NTEA issued its Business Condition Survey, normally distributed in the second quarter covering first-quarter data, as a special edition, reporting on second-quarter data in order to address ongoing impacts of the coronavirus pandemic.
The report suggests that the pandemic pushed already low expectations for 2020 even lower. Second-quarter orders fell more than 20 percent for 22 percent of respondents, and only 29 percent of survey participants registered orders increases.
Second-quarter chassis sales fell just 10 percent as compared to first-quarter 2020. But they dropped 30.9 percent as compared to the second quarter of 2019. Through July, chassis sales were down 22.9 percent.
Classes 2, 3, and 8 have the longest chassis lead times, according to the report, with Classes 4 and 5 not far behind. Class 6–7 lead times are less than 15 weeks on average, which is similar to pickups, vans, and tractors. Some survey participants indicated their suppliers estimate it will take more than 50 weeks to deliver new orders. In addition, OEM factory shutdowns in the early months of the pandemic have further pushed back delivery time for orders placed before the onset of the pandemic.
Although order cancellations were not as bad as expected, new orders were down from the previous quarter.

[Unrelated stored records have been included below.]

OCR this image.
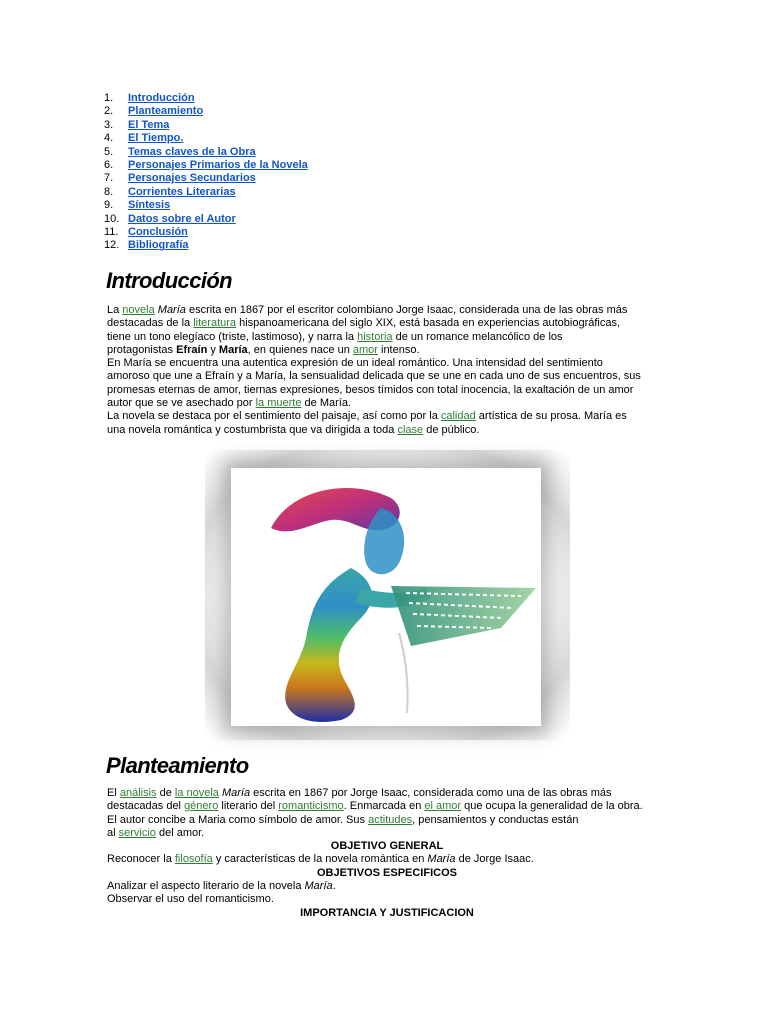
1.	Introducción
2.	Planteamiento
3.	El Tema
4.	El Tiempo.
5.	Temas claves de la Obra
6.	Personajes Primarios de la Novela
7.	Personajes Secundarios
8.	Corrientes Literarias
9.	Síntesis
10. Datos sobre el Autor
11. Conclusión
12. Bibliografía
Introducción
La novela María escrita en 1867 por el escritor colombiano Jorge Isaac, considerada una de las obras más
destacadas de la literatura hispanoamericana del siglo XIX, está basada en experiencias autobiográficas,
tiene un tono elegíaco (triste, lastimoso), y narra la historia de un romance melancólico de los
protagonistas Efraín y María, en quienes nace un amor intenso.
En María se encuentra una autentica expresión de un ideal romántico. Una intensidad del sentimiento
amoroso que une a Efraín y a María, la sensualidad delicada que se une en cada uno de sus encuentros, sus
promesas eternas de amor, tiernas expresiones, besos tímidos con total inocencia, la exaltación de un amor
autor que se ve asechado por la muerte de María.
La novela se destaca por el sentimiento del paisaje, así como por la calidad artística de su prosa. María es
una novela romántica y costumbrista que va dirigida a toda clase de público.
Planteamiento
El análisis de la novela María escrita en 1867 por Jorge Isaac, considerada como una de las obras más
destacadas del género literario del romanticismo. Enmarcada en el amor que ocupa la generalidad de la obra.
El autor concibe a Maria como símbolo de amor. Sus actitudes, pensamientos y conductas están
al servicio del amor.
OBJETIVO GENERAL
Reconocer la filosofía y características de la novela romántica en María de Jorge Isaac.
OBJETIVOS ESPECIFICOS
Analizar el aspecto literario de la novela María.
Observar el uso del romanticismo.
IMPORTANCIA Y JUSTIFICACION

Almost half of participating companies had backlogs of less than one month as of July, and only 24 percent had backlogs of four or more months.
When asked to identify areas of greatest concern going forward, 27 percent of respondents pointed to the U.S. economy. Twenty-two percent reported supply chains and customer orders as a key concern, while 17 percent cited health and safety of employees and families. Another 14 percent were focused on chassis availability.